South Korea regulator pushes for Woori sale
The FSC chairman said the partner who acquires Woori will enjoy enough economic benefits and wanted to see foreign bidders.
The top financial regulator aggressively promoted the sale of Woori Finance Holdings, the nation’s largest banking group, by highlighting the attractiveness of the financial firm.
Kim Seok-dong, chairman of the Financial Services Commission, also said on Wednesday that bidding for the government’s stake in Woori Finance will be a competition between at least two bidders, and said he’d like to see foreign buyers bid as well.
Kim made his remarks in a Q and A session following a keynote speech at the 2011 Korea Economic Forum co-hosted by the Korea JoongAng Daily and Samsung Economic Research Institute at the Hotel Shilla Wednesday.
“A partner who acquires [Woori Finance] will enjoy enough economic benefits,” Kim said, reaffirming his assertion that the bidding will be a real competition with more than one bidder.

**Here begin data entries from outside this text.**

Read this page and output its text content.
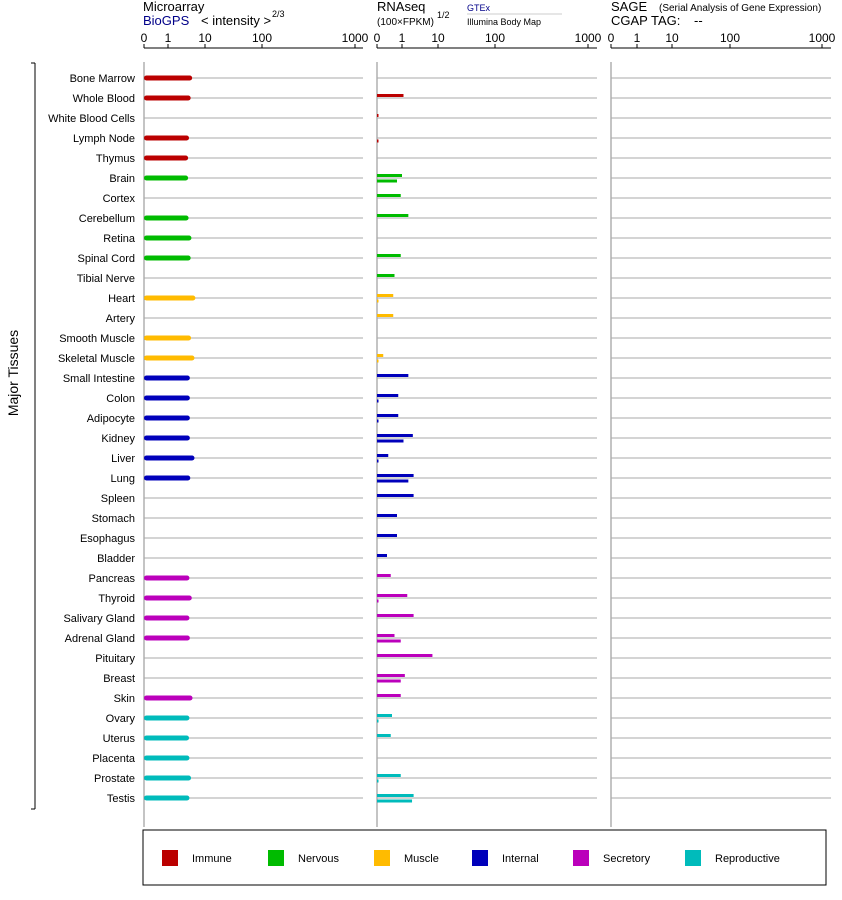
Microarray
BioGPS < intensity > 2/3	RNAseq
(100×FPKM)
1/2
GTEx
Illumina Body Map
SAGE (Serial Analysis of Gene Expression)
CGAP TAG: --
0 1 10	100	1000 0 1 10	100	1000 0 1 10	100	1000
Bone Marrow
Whole Blood
White Blood Cells
Lymph Node
Thymus
Brain
Cortex
Cerebellum
Retina
Spinal Cord
Tibial Nerve
Heart
Artery
Smooth Muscle
Skeletal Muscle
Small Intestine
Colon
Adipocyte
Kidney
Liver
Lung
Spleen
Stomach
Esophagus
Bladder
Pancreas
Thyroid
Salivary Gland
Adrenal Gland
Pituitary
Breast
Skin
Ovary
Uterus
Placenta
Prostate
Testis
Major Tissues
Immune	Nervous	Muscle	Internal	Secretory	Reproductive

“Woori Finance’s PBR [Price-to-Book Ratio] hovers around 0.7,” he said, highlighting that the stock of Korea’s largest financial group is undervalued. PBR is a ratio used to compare a stock’s market value to its book value. A low PBR means that the stock is undervalued.
The FSC chairman said he’d like to see foreign buyers bid for Woori Finance. Responding to a participant’s question, he said, “I want foreign financial institutions like global foreign banks to aggressively make inroads into the local market and I think conditions have already been set.”